Private firms blamed for holding up e-services

28 Jun 01
Councils at the vanguard of on-line service delivery have blamed the private sector's unwillingness to form close partnerships and their own uncertainties over procurement for the hesitant progress of pathfinder projects.

29 June 2001

The testimony of local government delegates at this week's Pathfinder Summit illustrated that growing discord over private sector involvement in public service provision has seeped into the e-government arena.

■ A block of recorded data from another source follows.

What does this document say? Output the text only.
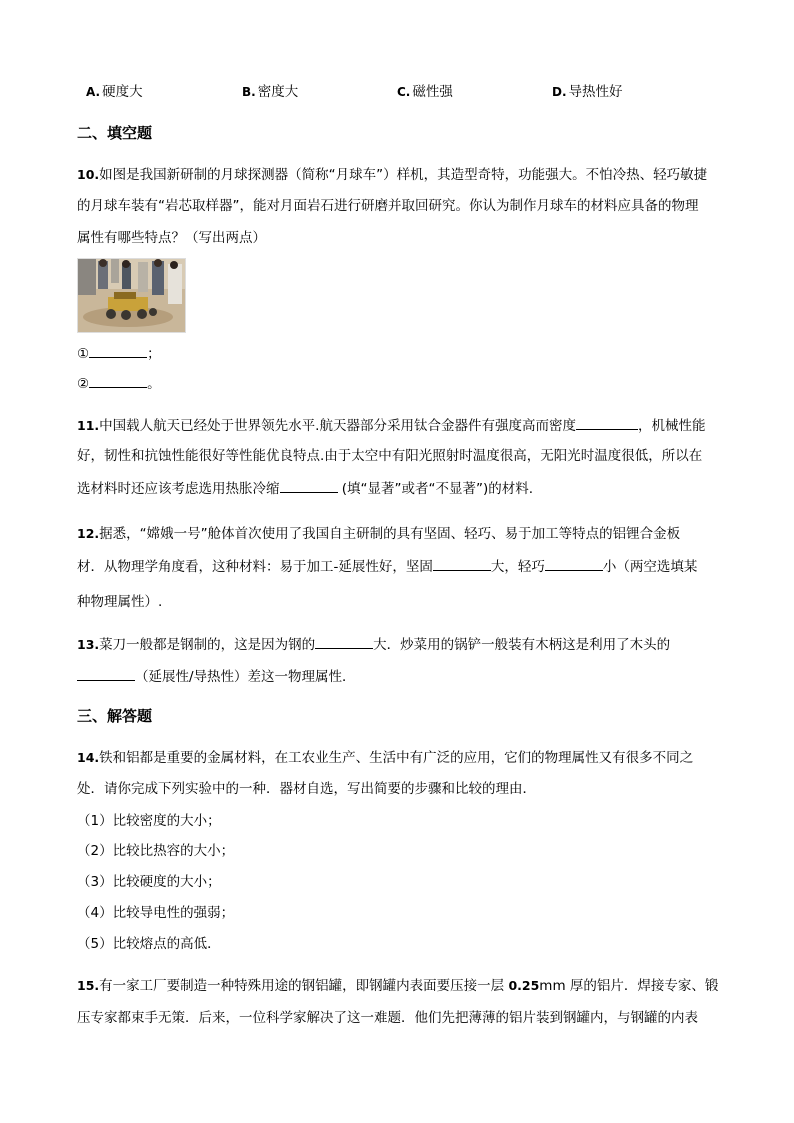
A. 硬度大	B. 密度大	C. 磁性强	D. 导热性好
二、填空题
10.如图是我国新研制的月球探测器（简称“月球车”）样机，其造型奇特，功能强大。不怕冷热、轻巧敏捷
的月球车装有“岩芯取样器”，能对月面岩石进行研磨并取回研究。你认为制作月球车的材料应具备的物理
属性有哪些特点？（写出两点）
①	；
②	。
11.中国载人航天已经处于世界领先水平.航天器部分采用钛合金器件有强度高而密度	，机械性能
好，韧性和抗蚀性能很好等性能优良特点.由于太空中有阳光照射时温度很高，无阳光时温度很低，所以在
选材料时还应该考虑选用热胀冷缩	(填“显著”或者“不显著”)的材料.
12.据悉，“嫦娥一号”舱体首次使用了我国自主研制的具有坚固、轻巧、易于加工等特点的铝锂合金板
材．从物理学角度看，这种材料：易于加工-延展性好，坚固	大，轻巧	小（两空选填某
种物理属性）.
13.菜刀一般都是钢制的，这是因为钢的	大．炒菜用的锅铲一般装有木柄这是利用了木头的
（延展性/导热性）差这一物理属性．
三、解答题
14.铁和铝都是重要的金属材料，在工农业生产、生活中有广泛的应用，它们的物理属性又有很多不同之
处．请你完成下列实验中的一种．器材自选，写出简要的步骤和比较的理由．
（1）比较密度的大小；
（2）比较比热容的大小；
（3）比较硬度的大小；
（4）比较导电性的强弱；
（5）比较熔点的高低．
15.有一家工厂要制造一种特殊用途的钢铝罐，即钢罐内表面要压接一层 0.25mm 厚的铝片．焊接专家、锻
压专家都束手无策．后来，一位科学家解决了这一难题．他们先把薄薄的铝片装到钢罐内，与钢罐的内表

During the summit on June 26, many delegates spoke of their frustration in dealings with private sector partners. One told Public Finance: 'We had a meeting with a private company and they wouldn't contemplate taking any risk on board and didn't approach the project as a partner. They only wanted to give us a big sales pitch.'

Steve Gallagher, chief executive of Knowsley Metropolitan Borough Council, summed up the mood: 'We need to get better at understanding how to act in terms of partnership, where the best buys are and how we share information about that. At the moment we don't understand where these things are working and how.'

Delegates bombarded the summit's panel with queries on the two main issues. Chair Valerie Shawcross, e-envoy for London, said: 'We need to work on procurement and the relationship with the private sector and recognise that they are the obstacles that stand in front of us.'

The Department of Transport, Local Government and the Regions used the

event to launch its paper, Modern councils, modern services, access for all, which lays out a 'route map to the e.revolution'.